Sidak ke RSUD Raja Ahmad Tabib, Ketua DPRD Kepri Temukan Banyak Masalah

Tampak Ketua DPRD Kepri Iman Sutiawan memberikan arahan tegas kepada Direktur, dr. Bambang Utoyo, M.A.P dalam Sidak ke RSUD Raja Ahmad Tabib, Senin (23/6/2025). Foto prokepri/jp

PROKEPRI.COM, TANJUNGPINANG – Ketua Dewan Perwakilan Rakyat Daerah (DPRD) Provinsi Kepulauan Riau (Kepri Iman Sutiawan banyak menemukan permasalahan pelayanan saat melakukan Inspeksi Mendadak (Sidak) ke Rumah Sakit Umum Daerah Raja Ahmad Tabib (RSUD-RAT di Tanjungpinang, Senin (23/06/2025).

Dalam Sidak, Direktur RSUD, dr. Bambang Utoyo, M.A.P tampak ikut menemani Iman mengecek ke sejumlah ruangan dan fasilitas rumah sakit plat merah ini. Ia pun menyoroti beberapa permasalahan penting yang perlu segera ditindaklanjuti manajemen.

Salah satu persoalan utama yang ditemukan adalah kurangnya tenaga dokter, khususnya di Poliklinik Jantung dan Penyakit Dalam.

Kondisi ini, menurut Iman, dikhawatirkan dapat menghambat kelancaran layanan dan mengurangi kualitas pelayanan kepada masyarakat.
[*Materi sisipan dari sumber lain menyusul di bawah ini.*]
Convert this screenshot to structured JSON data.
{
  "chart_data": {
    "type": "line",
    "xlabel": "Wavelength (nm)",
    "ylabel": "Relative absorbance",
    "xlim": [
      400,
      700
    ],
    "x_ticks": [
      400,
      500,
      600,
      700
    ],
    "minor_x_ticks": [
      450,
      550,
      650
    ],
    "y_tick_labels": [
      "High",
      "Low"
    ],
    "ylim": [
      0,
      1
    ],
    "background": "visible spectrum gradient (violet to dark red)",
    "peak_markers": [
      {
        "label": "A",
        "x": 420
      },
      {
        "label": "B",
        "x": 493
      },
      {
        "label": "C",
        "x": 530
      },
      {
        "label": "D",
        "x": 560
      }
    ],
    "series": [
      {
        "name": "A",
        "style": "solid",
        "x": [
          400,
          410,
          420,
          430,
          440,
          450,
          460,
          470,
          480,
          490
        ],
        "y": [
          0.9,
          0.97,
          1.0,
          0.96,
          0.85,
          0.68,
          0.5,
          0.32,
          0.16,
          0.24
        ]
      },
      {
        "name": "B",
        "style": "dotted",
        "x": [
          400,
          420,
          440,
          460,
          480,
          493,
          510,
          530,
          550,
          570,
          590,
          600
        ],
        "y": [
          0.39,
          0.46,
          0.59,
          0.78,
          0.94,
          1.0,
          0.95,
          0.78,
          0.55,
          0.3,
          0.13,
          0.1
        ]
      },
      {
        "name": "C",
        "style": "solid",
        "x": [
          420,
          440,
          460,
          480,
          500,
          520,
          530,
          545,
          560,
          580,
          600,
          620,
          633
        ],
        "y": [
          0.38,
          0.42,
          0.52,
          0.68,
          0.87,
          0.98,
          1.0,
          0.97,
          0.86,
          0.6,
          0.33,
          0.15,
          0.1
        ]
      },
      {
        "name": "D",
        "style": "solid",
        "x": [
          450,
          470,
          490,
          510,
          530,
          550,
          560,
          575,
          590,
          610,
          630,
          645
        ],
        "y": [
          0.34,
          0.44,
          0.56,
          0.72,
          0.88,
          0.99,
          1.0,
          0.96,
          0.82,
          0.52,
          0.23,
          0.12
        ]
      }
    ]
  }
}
Selain itu, politisi Partai Gerindra ini juga menerima laporan terkait masih banyaknya miskomunikasi dalam pelayanan BPJS.

Meski informasi prosedur layanan telah disampaikan melalui media sosial resmi rumah sakit, namun belum sepenuhnya menjangkau atau dipahami oleh masyarakat luas.

“Saya berharap pihak rumah sakit dan BPJS dapat memperkuat sosialisasi secara langsung kepada masyarakat, mungkin lewat kegiatan tatap muka atau penyuluhan di kelurahan dan kecamatan,”tegas Iman didampingi Plt Sekwan Kepri, Ika Hasilah.

Bukan hanya itu, Iman juga menemukan kondisi pendingin ruangan (AC) di beberapa ruangan pelayanan tidak optimal.

Iman Sutiawan menekankan pentingnya penyelesaian segera terhadap kendala ini, mengingat kondisi cuaca yang sangat panas akhir-akhir ini dapat menyebabkan ketidaknyamanan bagi pasien dan tenaga medis.

“Saya berharap seluruh kendala teknis seperti AC ini bisa segera ditangani dengan cepat. Jangan sampai masyarakat merasa tidak nyaman saat berobat di rumah sakit,”tekannya lagi.

Selama sidak berlangsung, Iman juga menyempatkan diri untuk berdialog dengan beberapa pasien yang tengah menjalani perawatan. Berdasarkan penuturan pasien, secara umum tidak ada keluhan serius terkait pelayanan rumah sakit.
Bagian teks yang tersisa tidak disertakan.